Figurez-vous que N Sarkozy, chef de l’Etat français, a évoqué l’émancipation dans un de ses discours (1). Bon c’est rare. Très rare.

Si vous avez loupé ce moment, il vous faut juste écouter ou lire ou relire son discours en participation au "grand débat" sur l’identité nationale lancé par Eric Besson . Occupé à fournir des réponses sur d’autres aspects de son discours le thème de l’émancipation est passé inaperçu . Émancipation de qui par rapport à quoi ? Quelle domination ? Écoutons d’abord N Sarkozy. "La France est un pays d’émancipation où chacun aspire à s’élever selon ses talents, ses mérites, son travail".

Le début de phrase porte sur l’aspect collectif de l’émancipation et la fin de phrase sur l’aspect individuel. De ce point de vue on peut dire que N Sarkozy prend en charge les deux volets de l’émancipation. Une prise en charge particulière !

I - Critique de l’aspect COLLECTIF de l’émancipation selon N Sarkozy

Il dit : La France est un pays d’émancipation. Veut-il dire que la France est périodiquement adepte de grands mouvements de contestation, de résistance, de révolutions sociales ? Il le sait mais c’est précisément ce qu’il veut nier. Cet effacement se fait en deux temps, dans l’aspect collectif - ici - et dans l’aspect individuel (en II).

Dans la conception de N Sarkozy l’émancipation collective est déjà là. Et même pour une grande par elle relève même du passé. La tâche est donc accomplie. Il n’y a plus de lutte collective de libération a engager. Sans trop faire dans la surinterprétation, on peut penser que N Sarkozy s’inscrit dans le courant de pensée qui voit dans la Révolution française de 1789 une révolution achevée. Sans doute l’histoire de France depuis lors a montré des reculs et des avancées en matière de droits démocratiques, de droits humains mais le cadre est posé pour lui comme pour les libéraux. Les français doivent faire avec puisque la France est sortie de l’ombre et de la domination des ordres rigides qui caractérisait le Moyen Age en 1789.

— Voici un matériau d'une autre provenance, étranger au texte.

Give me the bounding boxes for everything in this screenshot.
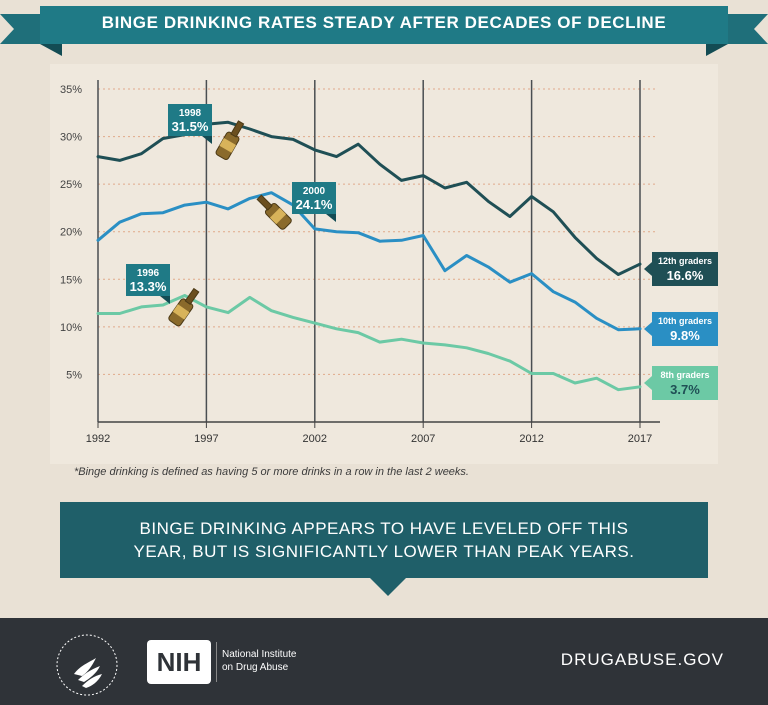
- end-label-name: 10th graders: [658, 316, 712, 326]
- y-tick-label: 10%: [60, 322, 82, 334]
- annotation-tail: [202, 136, 212, 144]
- end-label-value: 3.7%: [670, 382, 700, 397]
- end-label-12th: 12th graders 16.6%: [644, 252, 718, 286]
- website-link[interactable]: DRUGABUSE.GOV: [560, 650, 724, 669]
- end-label-name: 12th graders: [658, 256, 712, 266]
- callout-line-1: BINGE DRINKING APPEARS TO HAVE LEVELED O…: [139, 519, 629, 538]
- callout-line-2: YEAR, BUT IS SIGNIFICANTLY LOWER THAN PE…: [133, 542, 635, 561]
- end-label-name: 8th graders: [660, 370, 709, 380]
- end-label-box: [652, 312, 718, 346]
- x-tick-label: 2002: [303, 433, 327, 445]
- end-label-box: [652, 252, 718, 286]
- bottle-icon: [256, 194, 292, 230]
- hhs-eagle-logo-icon: [56, 634, 118, 696]
- end-label-value: 16.6%: [667, 268, 704, 283]
- annotation-value: 24.1%: [296, 197, 333, 212]
- annotation-year: 1998: [179, 108, 202, 119]
- annotation-box: [292, 182, 336, 214]
- y-tick-label: 5%: [66, 369, 82, 381]
- end-label-value: 9.8%: [670, 328, 700, 343]
- y-tick-label: 20%: [60, 227, 82, 239]
- annotation-tail: [160, 296, 170, 304]
- y-tick-label: 30%: [60, 132, 82, 144]
- title-banner: [0, 6, 768, 56]
- x-tick-label: 2007: [411, 433, 435, 445]
- annotation-box: [168, 104, 212, 136]
- annotation-tail: [326, 214, 336, 222]
- annotation-year: 2000: [303, 186, 326, 197]
- end-label-pointer: [644, 262, 652, 276]
- bottle-icon: [168, 287, 200, 327]
- end-label-box: [652, 366, 718, 400]
- y-tick-label: 15%: [60, 274, 82, 286]
- callout-tail: [370, 578, 406, 596]
- end-label-pointer: [644, 322, 652, 336]
- callout-box: BINGE DRINKING APPEARS TO HAVE LEVELED O…: [60, 502, 708, 578]
- y-tick-label: 25%: [60, 179, 82, 191]
- institute-line-1: National Institute: [222, 649, 297, 660]
- nih-logo[interactable]: NIH: [147, 640, 211, 684]
- annotation-value: 13.3%: [130, 279, 167, 294]
- x-tick-label: 2017: [628, 433, 652, 445]
- annotation-box: [126, 264, 170, 296]
- nih-separator: [216, 642, 217, 682]
- end-label-pointer: [644, 376, 652, 390]
- y-tick-label: 35%: [60, 84, 82, 96]
- x-tick-label: 2012: [519, 433, 543, 445]
- end-label-8th: 8th graders 3.7%: [644, 366, 718, 400]
- institute-line-2: on Drug Abuse: [222, 662, 289, 673]
- x-tick-label: 1997: [194, 433, 218, 445]
- series-line-10th: [96, 191, 642, 332]
- institute-name: National Institute on Drug Abuse: [222, 648, 342, 674]
- bottle-icon: [215, 120, 245, 160]
- footer: [0, 618, 768, 705]
- end-label-10th: 10th graders 9.8%: [644, 312, 718, 346]
- footnote: *Binge drinking is defined as having 5 o…: [74, 466, 469, 478]
- x-tick-label: 1992: [86, 433, 110, 445]
- annotation-value: 31.5%: [172, 119, 209, 134]
- chart-title: BINGE DRINKING RATES STEADY AFTER DECADE…: [101, 13, 667, 32]
- annotation-year: 1996: [137, 268, 160, 279]
- line-chart: 35% 30% 25% 20% 15% 10% 5% 1992 1997 2002 2007 2012…: [59, 80, 718, 445]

Petit doute quand même. Voilà qui semble contredire certains de ses propos de campagne de 2007 sur l’identité nationale française ; une identité qui remonterait à la nuit des temps et que les identitaires reprennent aujourd’hui. Rapprochement : Le néolibéralisme a une spécificité qui le distingue du libéralisme classique qui fait que l’émancipation peut être plus celle des marchés que des droits humains. Fin aout 2007, devant une assemblée de patrons du MEDEF, N Sarkozy faisait l’apologie de l’entrepreneur. Voilà une catégorie sociale, une " section de peuple " qui doit avoir les " coudées franches " pour la conquête des marchés. L’émancipation des marchés se décline en émancipation des entrepreneurs et des entreprises. Point d’émancipation pour les travailleurs. De la subordination et mieux, une acceptation consciente des contraintes comme signe de liberté puisque philosophiquement il faut accepter ce que l’on ne peut changer.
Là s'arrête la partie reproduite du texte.